This inspection of the management of girls in custody at Banksia Hill Detention Centre took place just over three months after a major riot took place at the Centre, forcing the transfer of the majority of male detainees to other facilities. While the Inspector considered delaying the review of girls in custody, it was ultimately considered too important and too long in coming to postpone.
As a comparatively small proportion of the overall youth in custody, girls have historically been marginalised. This has been the case since before The Department of Corrective services assumed responsibility for managing young people in custody in 1993 from the then Department for Community Development, as they have substantially had to make do with small facilities captured within male detention centres. This was initially the case at the facilities provided at Nyandi and Longmore Centres, then Banksia Hill and then finally Rangeview before their most recent transfer to a new purpose built precinct, Yeeda, at Banksia Hill.
The 2009 announcement that all Banksia Hill would be redeveloped into the single accommodation option for all juvenile offenders provided an opportunity for the unique needs of girls in custody to be considered and accommodated. This inspection sought to examine the extent to which this opportunity had been realised.
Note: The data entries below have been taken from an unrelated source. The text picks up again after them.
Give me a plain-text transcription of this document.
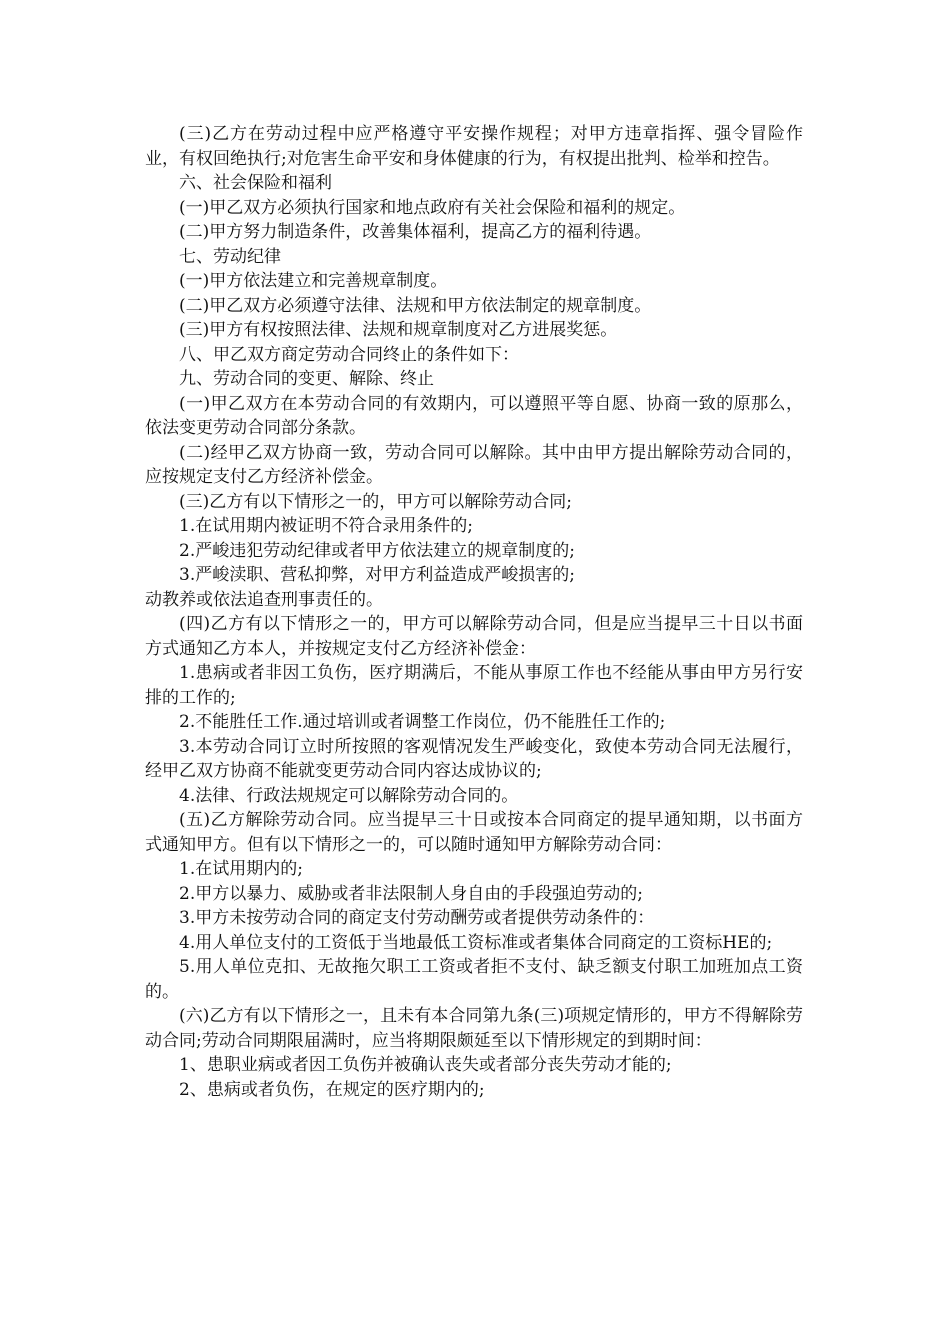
(三)乙方在劳动过程中应严格遵守平安操作规程；对甲方违章指挥、强令冒险作业，有权回绝执行;对危害生命平安和身体健康的行为，有权提出批判、检举和控告。

六、社会保险和福利

(一)甲乙双方必须执行国家和地点政府有关社会保险和福利的规定。

(二)甲方努力制造条件，改善集体福利，提高乙方的福利待遇。

七、劳动纪律

(一)甲方依法建立和完善规章制度。

(二)甲乙双方必须遵守法律、法规和甲方依法制定的规章制度。

(三)甲方有权按照法律、法规和规章制度对乙方进展奖惩。

八、甲乙双方商定劳动合同终止的条件如下：

九、劳动合同的变更、解除、终止

(一)甲乙双方在本劳动合同的有效期内，可以遵照平等自愿、协商一致的原那么，依法变更劳动合同部分条款。

(二)经甲乙双方协商一致，劳动合同可以解除。其中由甲方提出解除劳动合同的，应按规定支付乙方经济补偿金。

(三)乙方有以下情形之一的，甲方可以解除劳动合同;

1.在试用期内被证明不符合录用条件的;

2.严峻违犯劳动纪律或者甲方依法建立的规章制度的;

3.严峻渎职、营私抑弊，对甲方利益造成严峻损害的;

动教养或依法追查刑事责任的。

(四)乙方有以下情形之一的，甲方可以解除劳动合同，但是应当提早三十日以书面方式通知乙方本人，并按规定支付乙方经济补偿金：

1.患病或者非因工负伤，医疗期满后，不能从事原工作也不经能从事由甲方另行安排的工作的;

2.不能胜任工作.通过培训或者调整工作岗位，仍不能胜任工作的;

3.本劳动合同订立时所按照的客观情况发生严峻变化，致使本劳动合同无法履行，经甲乙双方协商不能就变更劳动合同内容达成协议的;

4.法律、行政法规规定可以解除劳动合同的。

(五)乙方解除劳动合同。应当提早三十日或按本合同商定的提早通知期，以书面方式通知甲方。但有以下情形之一的，可以随时通知甲方解除劳动合同：

1.在试用期内的;

2.甲方以暴力、威胁或者非法限制人身自由的手段强迫劳动的;

3.甲方未按劳动合同的商定支付劳动酬劳或者提供劳动条件的：

4.用人单位支付的工资低于当地最低工资标准或者集体合同商定的工资标HE的;

5.用人单位克扣、无故拖欠职工工资或者拒不支付、缺乏额支付职工加班加点工资的。

(六)乙方有以下情形之一，且未有本合同第九条(三)项规定情形的，甲方不得解除劳动合同;劳动合同期限届满时，应当将期限颇延至以下情形规定的到期时间：

1、患职业病或者因工负伤并被确认丧失或者部分丧失劳动才能的;

2、患病或者负伤，在规定的医疗期内的;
The demographic profile of the young women and girls held in the Yeeda precinct is dynamic. At the time of the inspection, Yeeda held only nine girls aging from 12 through to 18 years of age. Five were Aboriginal and four were non-aboriginal Australians. Of the nine girls only one was sentenced, with the remaining eight being on remand. Regionally, five came from the metropolitan area, one from the far north, one from the mid-west, one from the south-west and one from the Goldfields. Therefore, this very small group of girls represented an extremely diverse population of varied needs, developmental age, and cultural backgrounds.